Has anyone experienced the new Murphy Beds at the Marriott Kauai Beach Club?  I hear they are dramatically better than the old pull out sleeper sofa, but would like first hand experience feedback.  Thanks.


----------



## nspils (Nov 10, 2007)

We were there a month ago. The Murphy bed was very comfortable ... we thought it was more comfortable than the bed in the master bedroom. The owners we spoke to who had experienced the old sofa beds were very pleased.


----------



## Avery (Nov 11, 2007)

Murphy bed was awesome.

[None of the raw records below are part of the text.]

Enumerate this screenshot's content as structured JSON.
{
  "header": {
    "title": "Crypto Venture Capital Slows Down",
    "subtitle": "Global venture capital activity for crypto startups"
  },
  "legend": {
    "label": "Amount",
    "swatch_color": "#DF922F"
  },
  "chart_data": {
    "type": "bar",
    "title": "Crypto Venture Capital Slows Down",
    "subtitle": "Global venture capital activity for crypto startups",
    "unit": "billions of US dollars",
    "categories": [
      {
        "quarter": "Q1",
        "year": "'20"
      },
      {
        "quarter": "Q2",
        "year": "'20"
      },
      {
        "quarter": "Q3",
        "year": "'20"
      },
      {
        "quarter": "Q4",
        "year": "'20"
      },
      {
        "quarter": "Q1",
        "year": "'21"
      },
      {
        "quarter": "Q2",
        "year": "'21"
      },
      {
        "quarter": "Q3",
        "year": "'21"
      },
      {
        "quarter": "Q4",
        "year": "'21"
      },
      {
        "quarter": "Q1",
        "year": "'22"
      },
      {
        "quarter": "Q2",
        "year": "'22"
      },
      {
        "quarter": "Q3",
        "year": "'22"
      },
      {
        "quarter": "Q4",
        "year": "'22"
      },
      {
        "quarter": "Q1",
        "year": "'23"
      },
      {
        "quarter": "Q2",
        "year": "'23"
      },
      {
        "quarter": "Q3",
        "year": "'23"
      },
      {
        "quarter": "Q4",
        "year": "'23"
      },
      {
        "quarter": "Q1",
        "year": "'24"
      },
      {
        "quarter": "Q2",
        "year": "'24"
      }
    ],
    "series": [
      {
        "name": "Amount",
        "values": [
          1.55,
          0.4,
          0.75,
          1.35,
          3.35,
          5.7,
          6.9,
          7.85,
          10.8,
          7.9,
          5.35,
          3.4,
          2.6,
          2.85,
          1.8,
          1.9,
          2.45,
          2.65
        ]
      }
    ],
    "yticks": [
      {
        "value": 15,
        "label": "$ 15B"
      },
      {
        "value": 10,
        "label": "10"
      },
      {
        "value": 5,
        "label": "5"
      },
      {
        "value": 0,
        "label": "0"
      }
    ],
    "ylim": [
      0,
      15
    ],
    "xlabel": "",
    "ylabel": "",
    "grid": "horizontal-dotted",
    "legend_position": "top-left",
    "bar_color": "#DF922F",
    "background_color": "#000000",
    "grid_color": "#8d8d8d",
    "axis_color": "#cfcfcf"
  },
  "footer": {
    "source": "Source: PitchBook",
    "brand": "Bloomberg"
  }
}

Very tight space in the living room (and I got quite the bruise on my thigh from the dining table to prove it), but it was super comfy.


----------



## Bee (Nov 11, 2007)

What size is the Murphy bed?

Thanks,

Sandy


----------



## Fletcher921 (Nov 11, 2007)

Finally!  I have never figured out why the Murphy bed isn't more widely used in timeshares.  They are SO MUCH MORE COMFORTABLE than those hideous sofa-beds.


----------



## Avery (Nov 12, 2007)

Bee said:


> What size is the Murphy bed?
> 
> Thanks,
> 
> Sandy



Not sure if it was a Queen or King, but I think it was a Queen


----------



## KauaiMark (Nov 14, 2007)

*Murphy Bed video*



micromacguy said:


> Has anyone experienced the new Murphy Beds at the Marriott Kauai Beach Club?  I hear they are dramatically better than the old pull out sleeper sofa, but would like first hand experience feedback.  Thanks.



Unlike the old sofa bed, our guests thought it was great

here's a video it in operation (going up/down...not sleeping) last July: Murphy Bed video

Our guests liked it very much.


----------